Limitations & Future Work¶
- Reliance on the GPT-4 family for reasoning is costly and difficult to deploy within hospitals; the feasibility of open-source LLMs remains unverified.
- Lack of a long-term memory mechanism prevents utilization of historical longitudinal imaging or learning from past diagnostic errors.
- Evaluation was limited to RadGenome-ChestCT; generalization to other anatomical regions (e.g., brain, abdomen) has not been tested.
- The number of consensus rounds requires a preset limit; there is no adaptive mechanism for determining the optimal number of iterations.
Related Work & Insights¶
- vs Reg2RG: Reg2RG uses region-guided retrieval but remains single-agent; MARCH adds multi-agent consensus, increasing CE-F1 from 0.253 to 0.399.

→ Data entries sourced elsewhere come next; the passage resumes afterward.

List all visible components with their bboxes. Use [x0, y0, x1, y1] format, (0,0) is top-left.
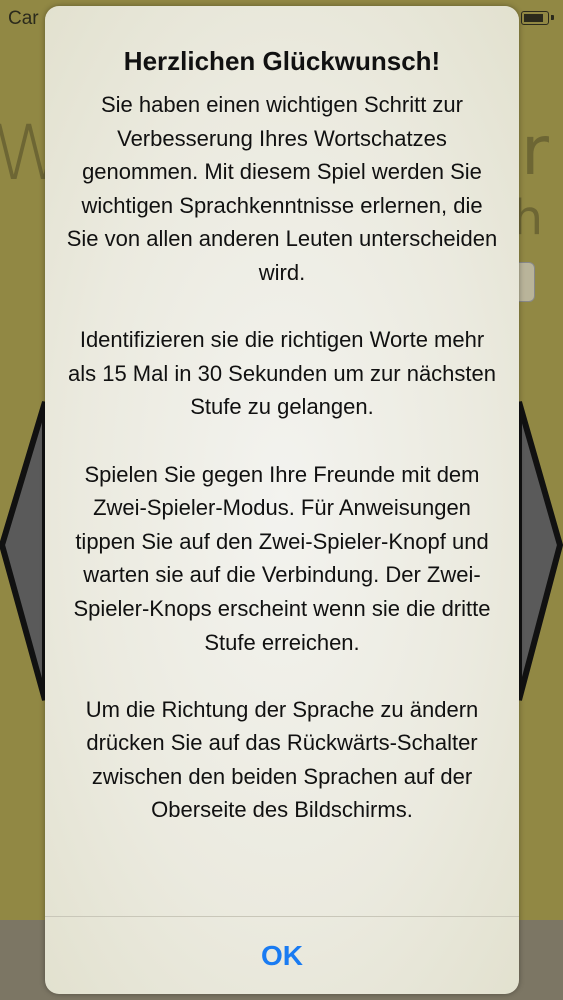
alert-dialog: Herzlichen Glückwunsch! Sie haben einen … [45, 6, 519, 994]
hexagon-right [516, 401, 563, 701]
alert-message: Sie haben einen wichtigen Schritt zur Ve… [63, 88, 501, 861]
alert-paragraph-goal: Identifizieren sie die richtigen Worte m… [67, 327, 497, 420]
alert-title: Herzlichen Glückwunsch! [123, 46, 441, 76]
hexagon-left [0, 401, 48, 701]
alert-paragraph-two-player: Spielen Sie gegen Ihre Freunde mit dem Z… [73, 461, 491, 655]
ok-button[interactable]: OK [45, 917, 519, 994]
alert-paragraph-intro: Sie haben einen wichtigen Schritt zur Ve… [66, 92, 498, 285]
alert-paragraph-direction: Um die Richtung der Sprache zu ändern dr… [85, 696, 479, 823]
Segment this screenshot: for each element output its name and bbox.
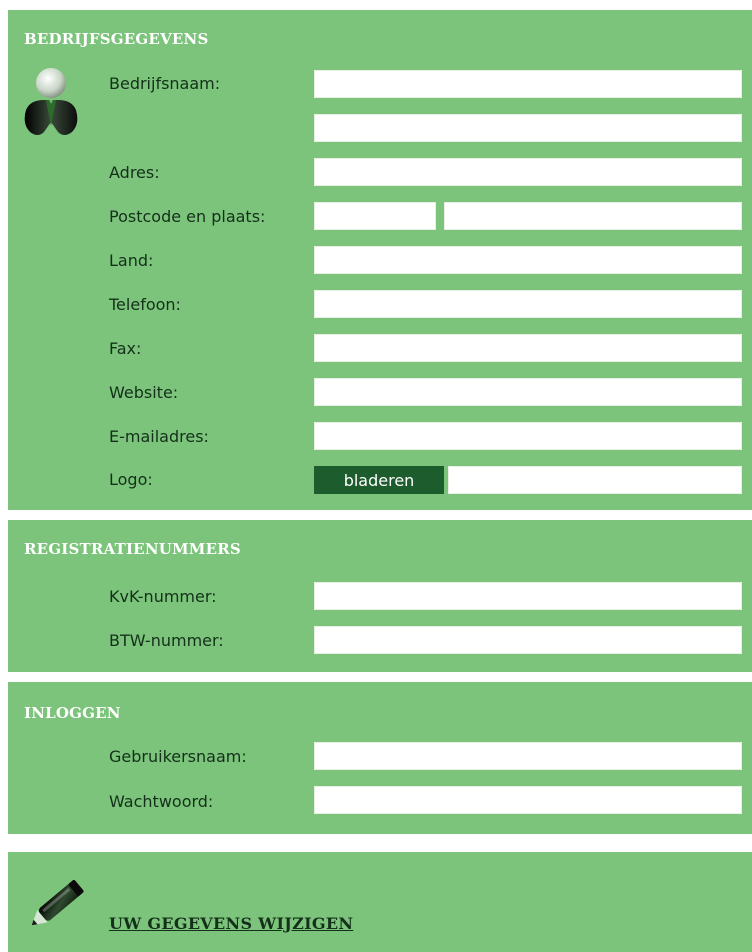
registration-panel: REGISTRATIENUMMERS KvK-nummer: BTW-numme… [8, 520, 752, 672]
username-input[interactable] [314, 742, 742, 770]
action-panel: UW GEGEVENS WIJZIGEN [8, 852, 752, 952]
address-input[interactable] [314, 158, 742, 186]
company-name-input[interactable] [314, 70, 742, 98]
edit-details-link[interactable]: UW GEGEVENS WIJZIGEN [109, 914, 353, 933]
postcode-input[interactable] [314, 202, 436, 230]
password-label: Wachtwoord: [109, 792, 214, 811]
btw-label: BTW-nummer: [109, 631, 224, 650]
pencil-icon [20, 868, 94, 944]
email-input[interactable] [314, 422, 742, 450]
registration-section-title: REGISTRATIENUMMERS [24, 540, 241, 558]
password-input[interactable] [314, 786, 742, 814]
company-name-label: Bedrijfsnaam: [109, 74, 221, 93]
phone-label: Telefoon: [109, 295, 181, 314]
browse-button[interactable]: bladeren [314, 466, 444, 494]
user-icon [20, 66, 82, 154]
logo-label: Logo: [109, 470, 153, 489]
address-label: Adres: [109, 163, 160, 182]
website-input[interactable] [314, 378, 742, 406]
country-label: Land: [109, 251, 154, 270]
postcode-city-label: Postcode en plaats: [109, 207, 266, 226]
username-label: Gebruikersnaam: [109, 747, 247, 766]
login-panel: INLOGGEN Gebruikersnaam: Wachtwoord: [8, 682, 752, 834]
email-label: E-mailadres: [109, 427, 209, 446]
kvk-input[interactable] [314, 582, 742, 610]
company-name-input-2[interactable] [314, 114, 742, 142]
company-details-panel: BEDRIJFSGEGEVENS Bedrijfsnaam: Adres: Po… [8, 10, 752, 510]
logo-file-input[interactable] [448, 466, 742, 494]
country-input[interactable] [314, 246, 742, 274]
btw-input[interactable] [314, 626, 742, 654]
fax-label: Fax: [109, 339, 142, 358]
phone-input[interactable] [314, 290, 742, 318]
kvk-label: KvK-nummer: [109, 587, 217, 606]
company-section-title: BEDRIJFSGEGEVENS [24, 30, 209, 48]
website-label: Website: [109, 383, 179, 402]
city-input[interactable] [444, 202, 742, 230]
fax-input[interactable] [314, 334, 742, 362]
login-section-title: INLOGGEN [24, 704, 121, 722]
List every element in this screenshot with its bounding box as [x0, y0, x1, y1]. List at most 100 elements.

- vs RadFM: RadFM is a general 3D medical foundation model that uses end-to-end generation, lacking verification and error-correction.
- vs MedAgent: General medical multi-agent systems focus on diagnosis and recommendation; MARCH is the first multi-agent framework specifically for 3D report generation.
Rating¶
- Novelty: ⭐⭐⭐⭐ The mapping of clinical hierarchy to multi-agent roles is natural and meaningful.
- Experimental Thoroughness: ⭐⭐⭐⭐ Comprehensive ablation, backbone comparison, and anomaly-specific analysis.
- Writing Quality: ⭐⭐⭐⭐ Clear framework description and clinical context.
- Value: ⭐⭐⭐⭐ Provides a verifiable collaborative paradigm for high-stakes medical AI.